Tuesday, January 01, 2008

New Year's Day

This eighth day of Christmas is the day of Jesus' circumcision and also the holy day of Mary, Mother of God. Mark Shea writes in This Rock (1994):

As a former Evangelical, I know anti-Marian arguments. But, having been a Catholic for nearly six years, I've been surprised to discover how much larger Mary looms in many Protestant minds than in Catholic ones. Maybe I'm languishing in a papally-induced spiritual blindness, but Jesus seems as big to me as ever. Only Mary has changed sizes since I "poped." She got a lot smaller and less threatening.

Since I became a Catholic she often, after directing me to her Son, has seemed to slip out of the room for long stretches, leaving me to talk with him while she busies herself with quietly praying for me or doing some other motherly task. She has been a most unobtrusive presence--endlessly loving and interceding, but not nearly as noisy about it as my Protestant upbringing would have led me to believe.

Yet how can this be? Books have "proven" that Catholics are obsessively fixated on our Lady to the exclusion of faith in Christ. They have shown that all we think about is the way in which Mary can save us from sin. They have demonstrated that I spend day and night obsequiously seeking to have her declared a fourth member of the Trinity.

Of course, there are benighted souls in my communion (Mother Teresa, say) whose summary of Marian devotion is: Love Jesus as Mary loves Jesus, love Mary as Jesus loves Mary. Such people seem to think that Mary is not a goddess but that she has a significant place in the drama of redemption. They regard her as remarkable in that her choice to love and obey the as-yet-unseen and unincarnate Messiah was the very key to the Incarnation.

They find a subtle difference between such faith (unbuttressed and unrehearsed) and the wobbly performance of Peter and Thomas. They attach some quirky meaning to the fact she was the first disciple to say "yes" to the incarnate God and that it was this "yes" and the love it expressed which was the basis of the first and deepest love relationship the Son of God ever experienced as man.

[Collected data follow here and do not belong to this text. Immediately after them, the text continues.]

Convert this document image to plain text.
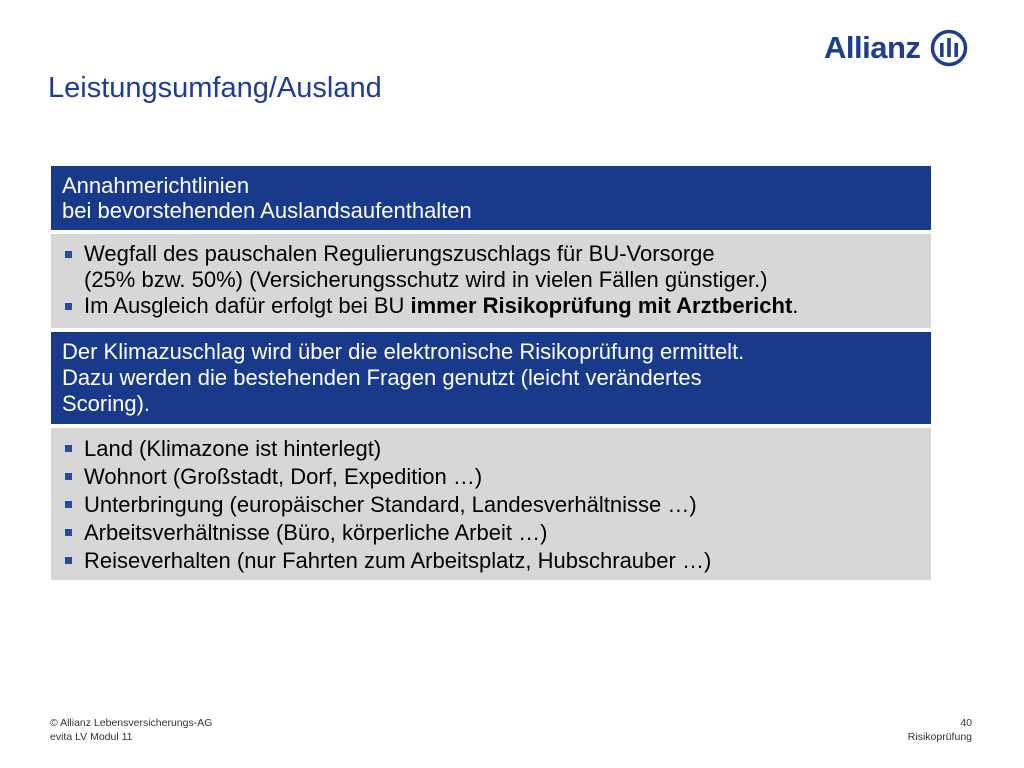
Allianz
Leistungsumfang/Ausland
Annahmerichtlinien
bei bevorstehenden Auslandsaufenthalten
Wegfall des pauschalen Regulierungszuschlags für BU-Vorsorge
(25% bzw. 50%) (Versicherungsschutz wird in vielen Fällen günstiger.)
Im Ausgleich dafür erfolgt bei BU immer Risikoprüfung mit Arztbericht.
Der Klimazuschlag wird über die elektronische Risikoprüfung ermittelt.
Dazu werden die bestehenden Fragen genutzt (leicht verändertes
Scoring).
Land (Klimazone ist hinterlegt)
Wohnort (Großstadt, Dorf, Expedition …)
Unterbringung (europäischer Standard, Landesverhältnisse …)
Arbeitsverhältnisse (Büro, körperliche Arbeit …)
Reiseverhalten (nur Fahrten zum Arbeitsplatz, Hubschrauber …)
© Allianz Lebensversicherungs-AG
evita LV Modul 11
40
Risikoprüfung
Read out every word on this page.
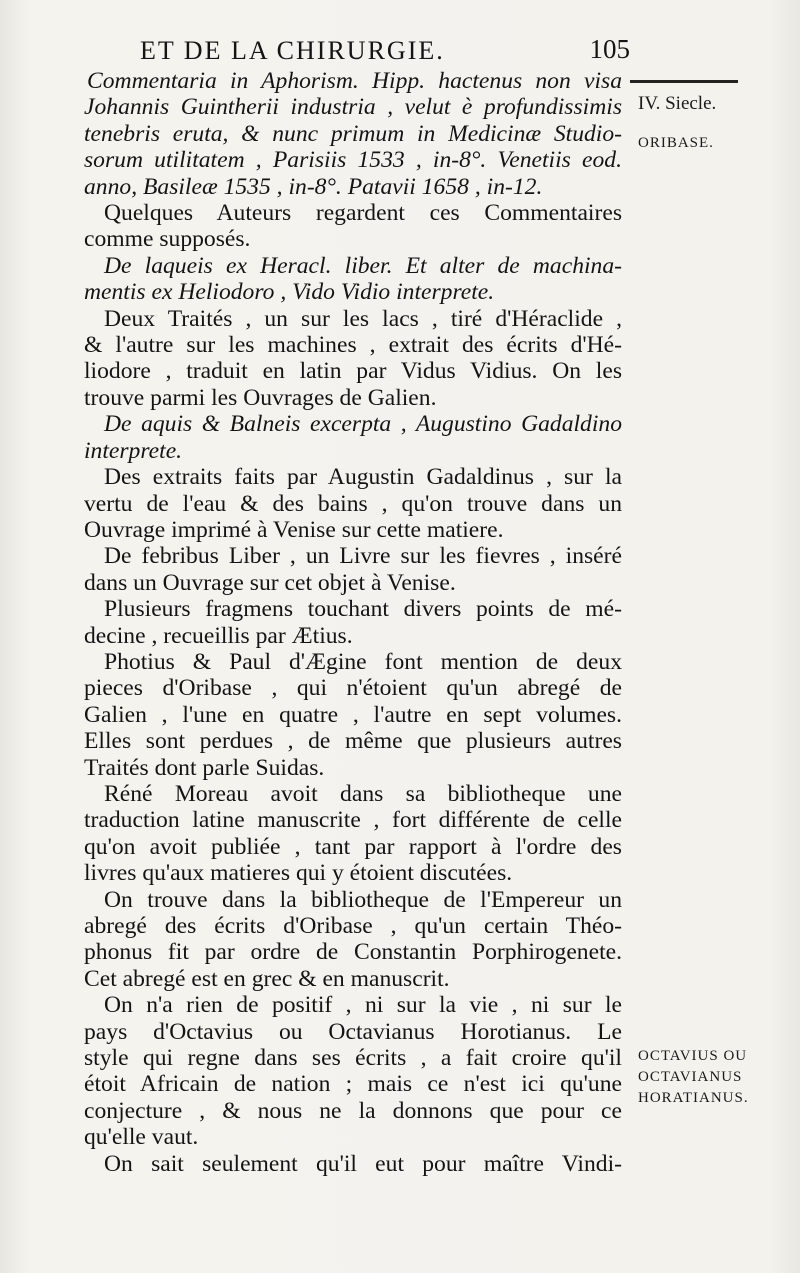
ET DE LA CHIRURGIE.	105
IV. Siecle.
ORIBASE.
OCTAVIUS OU OCTAVIANUS HORATIANUS.
Commentaria in Aphorism. Hipp. hactenus non visa
Johannis Guintherii industria , velut è profundissimis
tenebris eruta, & nunc primum in Medicinæ Studio-
sorum utilitatem , Parisiis 1533 , in-8°. Venetiis eod.
anno, Basileæ 1535 , in-8°. Patavii 1658 , in-12.
Quelques Auteurs regardent ces Commentaires
comme supposés.
De laqueis ex Heracl. liber. Et alter de machina-
mentis ex Heliodoro , Vido Vidio interprete.
Deux Traités , un sur les lacs , tiré d'Héraclide ,
& l'autre sur les machines , extrait des écrits d'Hé-
liodore , traduit en latin par Vidus Vidius. On les
trouve parmi les Ouvrages de Galien.
De aquis & Balneis excerpta , Augustino Gadaldino
interprete.
Des extraits faits par Augustin Gadaldinus , sur la
vertu de l'eau & des bains , qu'on trouve dans un
Ouvrage imprimé à Venise sur cette matiere.
De febribus Liber , un Livre sur les fievres , inséré
dans un Ouvrage sur cet objet à Venise.
Plusieurs fragmens touchant divers points de mé-
decine , recueillis par Ætius.
Photius & Paul d'Ægine font mention de deux
pieces d'Oribase , qui n'étoient qu'un abregé de
Galien , l'une en quatre , l'autre en sept volumes.
Elles sont perdues , de même que plusieurs autres
Traités dont parle Suidas.
Réné Moreau avoit dans sa bibliotheque une
traduction latine manuscrite , fort différente de celle
qu'on avoit publiée , tant par rapport à l'ordre des
livres qu'aux matieres qui y étoient discutées.
On trouve dans la bibliotheque de l'Empereur un
abregé des écrits d'Oribase , qu'un certain Théo-
phonus fit par ordre de Constantin Porphirogenete.
Cet abregé est en grec & en manuscrit.
On n'a rien de positif , ni sur la vie , ni sur le
pays d'Octavius ou Octavianus Horotianus. Le
style qui regne dans ses écrits , a fait croire qu'il
étoit Africain de nation ; mais ce n'est ici qu'une
conjecture , & nous ne la donnons que pour ce
qu'elle vaut.
On sait seulement qu'il eut pour maître Vindi-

Such cultists seem to have this notion that her role in the life of the Church might extend beyond the physical fact of providing a uterine environment and three square meals a day to the Second Person of the Trinity--that she is something more than a disposable first stage in the Incarnation.

For some reason they hold the belief that Jesus, who obeyed the law perfectly, obeyed the command to love his mother in a way unique in human history and that imitating him might involve us in that love relationship too. They are bewitched with the fact the dying Jesus commanded the disciple he loved (that is, you and me) to have Mary as mother and that she was commanded to have the beloved disciple (that is, you and me) as her son.

These people suspect that as the risen Christ remains human forever, so he remains his mother's son forever. If she loves him, she just might love those who are in him as her own and pray they will love her son with all their heart, soul, mind, and strength. Likewise, if Jesus loves her in a unique way and we are to be like him . . . well, you can work that one out.